White House will be a 'tariff museum:' Editor of Chinese paper trolls Trump over Mexico tariffs

Key Points
  • "Tariffs can not only block cheap products, but also curb illegal immigration! White House is so imaginative in using tariffs," said Hu Xijin, editor-in-chief of the Global Times in a Twitter post.
  • "Some day, the White House will be named 'tariff museum' by history," he added.
  • His comment came after the U.S. announced to slap a 5% tariff on all Mexican imports from June 10.
U.S. President Donald Trump arrives to speak about immigration reform in the Rose Garden of the White House on May 16, 2019 in Washington, DC.
Mark Wilson | Getty Images

A Chinese official tabloid editor followed by Wall Street for insight took a shot at President Donald Trump's latest threat to impose tariffs on all Mexican imports.

"Some day, the White House will be named 'tariff museum' by history," said Hu Xijin, editor-in-chief of the Global Times, a tabloid under the People's Daily which is the official newspaper of the Communist Party of China. He has been a prolific commentator on the ongoing U.S.-China trade war, followed by many Wall Street traders and market participants.
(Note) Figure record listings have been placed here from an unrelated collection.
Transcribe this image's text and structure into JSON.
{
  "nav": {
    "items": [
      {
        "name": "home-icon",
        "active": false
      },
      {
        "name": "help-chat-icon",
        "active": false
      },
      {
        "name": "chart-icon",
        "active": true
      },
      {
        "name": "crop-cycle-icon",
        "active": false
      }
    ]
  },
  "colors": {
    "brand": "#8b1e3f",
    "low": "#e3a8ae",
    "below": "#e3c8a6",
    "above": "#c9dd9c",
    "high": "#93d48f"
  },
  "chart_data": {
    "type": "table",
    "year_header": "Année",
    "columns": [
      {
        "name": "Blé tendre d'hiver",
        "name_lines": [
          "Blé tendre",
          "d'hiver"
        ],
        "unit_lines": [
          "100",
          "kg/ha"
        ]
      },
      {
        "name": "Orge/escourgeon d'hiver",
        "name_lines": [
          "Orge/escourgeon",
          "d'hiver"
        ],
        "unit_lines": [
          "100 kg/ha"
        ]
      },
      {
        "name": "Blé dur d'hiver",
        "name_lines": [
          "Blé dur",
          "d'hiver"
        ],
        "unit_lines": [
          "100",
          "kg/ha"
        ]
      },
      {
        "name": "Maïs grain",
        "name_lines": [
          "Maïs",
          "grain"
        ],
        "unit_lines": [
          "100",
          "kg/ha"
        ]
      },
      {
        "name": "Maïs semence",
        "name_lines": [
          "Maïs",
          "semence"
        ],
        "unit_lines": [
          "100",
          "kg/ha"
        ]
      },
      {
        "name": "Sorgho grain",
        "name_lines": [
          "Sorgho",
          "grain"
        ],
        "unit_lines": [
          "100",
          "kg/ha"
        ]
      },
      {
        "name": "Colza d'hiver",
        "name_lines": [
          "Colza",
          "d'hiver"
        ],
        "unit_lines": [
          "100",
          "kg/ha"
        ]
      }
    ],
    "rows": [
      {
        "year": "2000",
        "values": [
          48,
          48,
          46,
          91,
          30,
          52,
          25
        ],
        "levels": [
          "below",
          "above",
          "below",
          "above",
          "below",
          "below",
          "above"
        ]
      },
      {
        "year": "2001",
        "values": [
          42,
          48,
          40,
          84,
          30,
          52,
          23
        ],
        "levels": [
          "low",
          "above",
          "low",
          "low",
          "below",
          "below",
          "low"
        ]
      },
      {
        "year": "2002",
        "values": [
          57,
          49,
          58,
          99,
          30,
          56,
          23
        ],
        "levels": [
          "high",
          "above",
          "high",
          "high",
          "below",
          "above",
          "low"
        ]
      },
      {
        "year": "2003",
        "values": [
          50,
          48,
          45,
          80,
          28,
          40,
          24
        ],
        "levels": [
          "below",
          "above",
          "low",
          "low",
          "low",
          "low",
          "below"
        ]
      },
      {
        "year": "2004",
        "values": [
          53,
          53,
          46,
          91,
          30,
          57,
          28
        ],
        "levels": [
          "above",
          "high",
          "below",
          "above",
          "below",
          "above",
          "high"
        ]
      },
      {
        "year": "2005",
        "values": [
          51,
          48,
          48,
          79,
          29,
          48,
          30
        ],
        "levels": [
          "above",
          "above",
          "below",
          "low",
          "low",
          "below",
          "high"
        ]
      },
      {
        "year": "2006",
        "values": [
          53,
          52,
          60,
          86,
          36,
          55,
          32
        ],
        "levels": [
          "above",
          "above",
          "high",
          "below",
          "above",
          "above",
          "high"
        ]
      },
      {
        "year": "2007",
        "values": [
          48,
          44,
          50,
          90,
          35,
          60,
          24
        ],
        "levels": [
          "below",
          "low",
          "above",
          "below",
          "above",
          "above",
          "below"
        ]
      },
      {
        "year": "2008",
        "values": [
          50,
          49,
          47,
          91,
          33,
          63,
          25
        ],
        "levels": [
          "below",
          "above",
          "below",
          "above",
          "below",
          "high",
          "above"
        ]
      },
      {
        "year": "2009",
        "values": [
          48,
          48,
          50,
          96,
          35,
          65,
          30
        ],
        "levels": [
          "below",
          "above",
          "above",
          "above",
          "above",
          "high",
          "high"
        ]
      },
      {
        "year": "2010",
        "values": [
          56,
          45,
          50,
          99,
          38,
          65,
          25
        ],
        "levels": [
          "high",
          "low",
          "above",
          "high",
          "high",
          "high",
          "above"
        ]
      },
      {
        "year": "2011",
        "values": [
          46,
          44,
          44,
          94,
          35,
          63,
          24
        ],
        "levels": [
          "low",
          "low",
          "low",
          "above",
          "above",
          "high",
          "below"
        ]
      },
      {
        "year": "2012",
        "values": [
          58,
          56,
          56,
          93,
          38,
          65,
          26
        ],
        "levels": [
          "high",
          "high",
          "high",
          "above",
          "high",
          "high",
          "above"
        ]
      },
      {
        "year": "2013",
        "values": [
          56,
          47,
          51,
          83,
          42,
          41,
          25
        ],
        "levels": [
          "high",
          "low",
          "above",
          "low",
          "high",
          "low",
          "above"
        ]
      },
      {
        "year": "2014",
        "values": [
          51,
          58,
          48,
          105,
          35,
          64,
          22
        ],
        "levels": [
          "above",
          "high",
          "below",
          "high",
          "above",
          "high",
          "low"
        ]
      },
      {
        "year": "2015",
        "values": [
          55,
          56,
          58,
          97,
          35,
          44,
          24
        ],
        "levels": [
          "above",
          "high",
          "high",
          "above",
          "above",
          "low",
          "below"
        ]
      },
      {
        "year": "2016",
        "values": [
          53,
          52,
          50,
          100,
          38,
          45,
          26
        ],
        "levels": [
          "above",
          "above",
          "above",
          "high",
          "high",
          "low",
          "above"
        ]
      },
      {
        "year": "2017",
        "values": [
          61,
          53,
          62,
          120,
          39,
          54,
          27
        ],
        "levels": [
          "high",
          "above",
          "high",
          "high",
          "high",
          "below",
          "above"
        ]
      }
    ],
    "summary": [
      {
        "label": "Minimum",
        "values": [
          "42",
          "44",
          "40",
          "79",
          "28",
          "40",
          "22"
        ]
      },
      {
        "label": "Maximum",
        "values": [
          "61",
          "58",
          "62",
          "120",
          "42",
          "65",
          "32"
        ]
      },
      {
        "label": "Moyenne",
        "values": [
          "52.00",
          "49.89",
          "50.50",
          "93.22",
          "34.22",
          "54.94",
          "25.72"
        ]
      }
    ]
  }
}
Hu called the U.S. "so imaginative" in using tariffs on Mexico to curb illegal immigration. Trump once called himself a "tariff man" to toughen his rhetoric amid intensifying tensions with China.

His comment came after the U.S. announced to slap a 5% tariff on all Mexican imports from June 10 and more duties will be added if Mexico does not take action to "reduce or eliminate the number of illegal aliens" crossing into the U.S., the White House said Thursday.

Trump's trade advisor Peter Navarro told CNBC on Friday that Trump's threat tied to the president's declaration of a national emergency at the southern border.

Many policy analysts believe Trump's Mexican tariffs could hurt the chance of a China trade deal as he lost reliability to honor an agreement.

China said Friday it will establish a list of unreliable entities of foreign companies and people that "seriously damage" the interests of domestic firms. It also reportedly stopped purchases of U.S. soybeans and threatened to cut off rare earth supply to the U.S.